Monday, September 20, 2010

WLCM BCK 2010

This week we viewed the show at the Mason Gross gallery, which was essentially a welcome back show for the faculty, grad students, and a few separate exhibits that encompass a wide variety of medias.  Seeing as how the show has no specific theme to the entire show, it is quite striking how the works accent each other and compliment each other, and even seem to create slight themes betwixt themselves.
The first area that I thought was very compelling, visually and emotionally, was the extravagant room of Lyda Craig.  Looking immediately to the right of the room, you notice a portrait done in pastel on paper.  This is her "Self-Portrait (in studio) (1997)" and it is of striking resemblance of many old portraiture paintings.  Medium shot, very classic composition.  There also exists beautiful crosshatching and flourishes that add to the overall gesture and background of the piece.  Then you move down the wall and find the sketchbook of sketchbooks.  This delicate book is riddled with tribal renderings and spot on figures, reminiscent of all those old masters (and in this I mean people like Da Vinci, Michalangelo, to Durrer and such).  Just take a look at these pages to the left.  They are obviously done with live models, possibly because such is the way it needs to be done to get that absolute true motion and feel of another person in a drawing.  These sketches are so beautifully paired to the portrait and other paintings and such that riddle the room.  Such as Raphael had hundreds of studies of body and figure before embarking on his School of Athens, Lyda displays her studies of her concepts that you can find in her paintings and portrait work.  This brown sketchbook is FULL of portrait work, studies, paintings of landscape, colored pencil experiments in color, and pencil renderings of what appear to be tiny trinkets.  All in all i spent most of the time in this room and truth be told I was probably most concerned about this room and particularly these works.  Also I thoroughly enjoyed the diptych like portrait paintings of the grandparents and the studies that accompanied them.

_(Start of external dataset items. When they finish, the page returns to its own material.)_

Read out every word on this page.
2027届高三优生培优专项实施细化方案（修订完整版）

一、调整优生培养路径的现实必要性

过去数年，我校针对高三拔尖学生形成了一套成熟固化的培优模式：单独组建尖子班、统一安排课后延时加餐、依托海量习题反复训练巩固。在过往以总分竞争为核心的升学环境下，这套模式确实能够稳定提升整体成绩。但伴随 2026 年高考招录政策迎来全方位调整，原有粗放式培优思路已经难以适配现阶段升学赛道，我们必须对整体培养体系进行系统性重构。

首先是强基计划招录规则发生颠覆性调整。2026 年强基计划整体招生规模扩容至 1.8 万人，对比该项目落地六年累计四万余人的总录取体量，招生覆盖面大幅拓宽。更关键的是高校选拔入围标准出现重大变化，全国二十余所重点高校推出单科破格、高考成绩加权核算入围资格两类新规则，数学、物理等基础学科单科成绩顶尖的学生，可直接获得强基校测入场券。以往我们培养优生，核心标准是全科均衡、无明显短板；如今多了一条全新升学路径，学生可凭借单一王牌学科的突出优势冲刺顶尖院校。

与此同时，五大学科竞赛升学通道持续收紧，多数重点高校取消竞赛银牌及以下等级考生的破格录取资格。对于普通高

The next area that i became fond of in my trek about the rooms was the New Grey by Shane Whilden.  this digital print provides an interesting landscape executed in a very futuristic like vision.  It is broken into small strips of color that blend together to appear maroon or reddish from afar.  The Lanscape (looking very much like 2001's stargate landscape sequence) is broken into about three planes that recede into red, but the interesting thing is all levels of the landscape appear to include the same colors, just in variation.  The landscape, painted like quality of this photograph is quite daunting and possibly and homage to old western landscape paintings.
This piece i feel could be paired with the sculpture by Patrick- Strezelec Syn in 2010.  This cast aluminum, limestone, stainless steel peice is obnoxious and green and might compliment the reddish of the landscape.  Although that might take away from its wonderful placement i the gallery.  Also I might have not been able to sit next to it whils we spoke in their and thusly i might not like it at much as i do.  Sitting around it I envisioned multiple layers and pedestals that could could be stood upon, like an Escher drawing, or one of the Inception movie posters.  The peice had an overall circular shape, yet seemed to defy gravity at points with its leaning and balancing act.  I found these futuristic pieces very science fiction like and interesting on the whole and also i thought that they gave a good balance to the classical work that much of the show displayed.
This show, in my opinion, was an excellent way to reintroduce us to the gallery.  The set up was classy, the art was grand, and there was a lot of things fot us to choose from.  Many works like the Insulate work, the paintings that stood upright, Rapheal's work and its awkward placement, and even the text font placement of the show title worked to the advantage of the show and really made the show a top notch display of the talent that the artists involved hold.